Прощай, моя дорога сестра, моя маленькая сестренка, ты – единственная считала меня своей настоящей сестрой. Прощай, Евгения, – прошептала я и, наклонившись над гробом, прикоснулась своими губами к ее холодной щеке. Когда я отступила назад, то увидела, что глаза Эмили были широко раскрыты, как у куклы. Она смотрела на меня, и ее взгляд был полон ужаса. Казалось, что она увидела что-то или кого-то, что напугало ее до смерти. Даже священник был обеспокоен ее реакцией и отступил назад, прижав руку к сердцу.
– Что случилось, сестра? – спросил он ее.
– Дьявол! – завизжала Эмили. – Я вижу дьявола!
– Нет, сестра, – сказал священник. – Нет.
Но Эмили была непоколебима. Она подняла руку, и протянув ее в мою сторону, указала на меня пальцем.
– Убирайся прочь, дьявол! – приказала она. Священник повернулся ко мне, и его лицо теперь также выражало страх. В его взгляде был ужас. Если Эмили, его самый преданный последователь, самая религиозная девушка, какую он когда-либо видел, сказала, что видит перед собой дьявола, то так оно и есть.

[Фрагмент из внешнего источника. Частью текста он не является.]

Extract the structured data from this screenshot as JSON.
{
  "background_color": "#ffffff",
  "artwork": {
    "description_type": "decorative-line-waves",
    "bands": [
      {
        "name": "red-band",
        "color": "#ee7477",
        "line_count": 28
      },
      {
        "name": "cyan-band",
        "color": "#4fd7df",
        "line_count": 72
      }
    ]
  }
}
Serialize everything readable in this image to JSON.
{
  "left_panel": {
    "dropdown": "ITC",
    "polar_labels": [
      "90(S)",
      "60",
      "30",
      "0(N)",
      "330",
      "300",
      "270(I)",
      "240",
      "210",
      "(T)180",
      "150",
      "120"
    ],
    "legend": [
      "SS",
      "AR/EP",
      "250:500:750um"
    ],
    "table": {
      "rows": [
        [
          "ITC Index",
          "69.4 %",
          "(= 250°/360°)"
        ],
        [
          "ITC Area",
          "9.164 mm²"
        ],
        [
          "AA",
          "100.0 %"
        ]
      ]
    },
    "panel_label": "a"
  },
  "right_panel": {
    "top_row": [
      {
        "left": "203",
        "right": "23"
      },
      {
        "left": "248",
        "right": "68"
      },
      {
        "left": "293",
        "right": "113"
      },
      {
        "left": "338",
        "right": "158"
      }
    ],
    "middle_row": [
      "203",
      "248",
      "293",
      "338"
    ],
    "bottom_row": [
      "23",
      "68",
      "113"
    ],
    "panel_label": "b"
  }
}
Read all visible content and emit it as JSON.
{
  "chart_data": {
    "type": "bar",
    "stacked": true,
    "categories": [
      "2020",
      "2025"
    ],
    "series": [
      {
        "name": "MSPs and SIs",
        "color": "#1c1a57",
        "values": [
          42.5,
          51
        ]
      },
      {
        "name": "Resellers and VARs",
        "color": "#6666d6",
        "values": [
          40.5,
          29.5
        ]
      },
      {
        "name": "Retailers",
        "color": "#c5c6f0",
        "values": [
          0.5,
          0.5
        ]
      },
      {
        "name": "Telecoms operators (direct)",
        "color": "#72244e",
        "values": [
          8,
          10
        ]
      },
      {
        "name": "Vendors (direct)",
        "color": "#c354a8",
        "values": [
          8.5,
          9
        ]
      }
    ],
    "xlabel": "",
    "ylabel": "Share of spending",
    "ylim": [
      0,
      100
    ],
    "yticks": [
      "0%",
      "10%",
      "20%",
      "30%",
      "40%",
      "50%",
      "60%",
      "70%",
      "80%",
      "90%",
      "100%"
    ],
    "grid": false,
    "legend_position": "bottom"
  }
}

Я выбежала из комнаты и бросилась в свою комнату, чтобы подождать начала похорон. Минуты тянулись как часы. Наконец, этот час настал, и я вышла, чтобы быть с папой и мамой. Папе приходилось крепко держать маму, когда они спускались по ступенькам, чтобы присоединиться к похоронной процессии. Генри поставил экипаж прямо за катафалком. Его голова была опущена, и когда он поднимал на меня взгляд, я видела, что его глаза были полны слез. Мама, папа, Эмили, священник и я сели в экипаж. Присутствующие на похоронах выстроились позади нас, заполнив всю темную кедровую аллею. Я видела близнецов Томпсонов и Нильса вместе с их родителями. Лицо Нильса выражало печаль и сочувствие, а когда я встретила его темный взгляд, мне захотелось, чтобы он сидел рядом со мной в экипаже, держал меня за руку и обнимал.
День очень подходил для похорон: серое небо и облака, казалось, тоже скорбили вместе с нами. Дул легкий ветерок. Все наши рабочие и слуги шли в молчании.
Как только процессия тронулась, я увидела стаю ласточек, метавшуюся в небе, они повернули к лесу, будто хотели спастись от этого потока горя.
Мама начала тихо плакать. Папа с серым лицом стоически сидел, глядя вперед, с опущенными вдоль тела руками. Я положила свою руку на мамину. Эмили и священник сидели в другом углу экипажа напротив нас, не отрывая взгляда от своих Библий.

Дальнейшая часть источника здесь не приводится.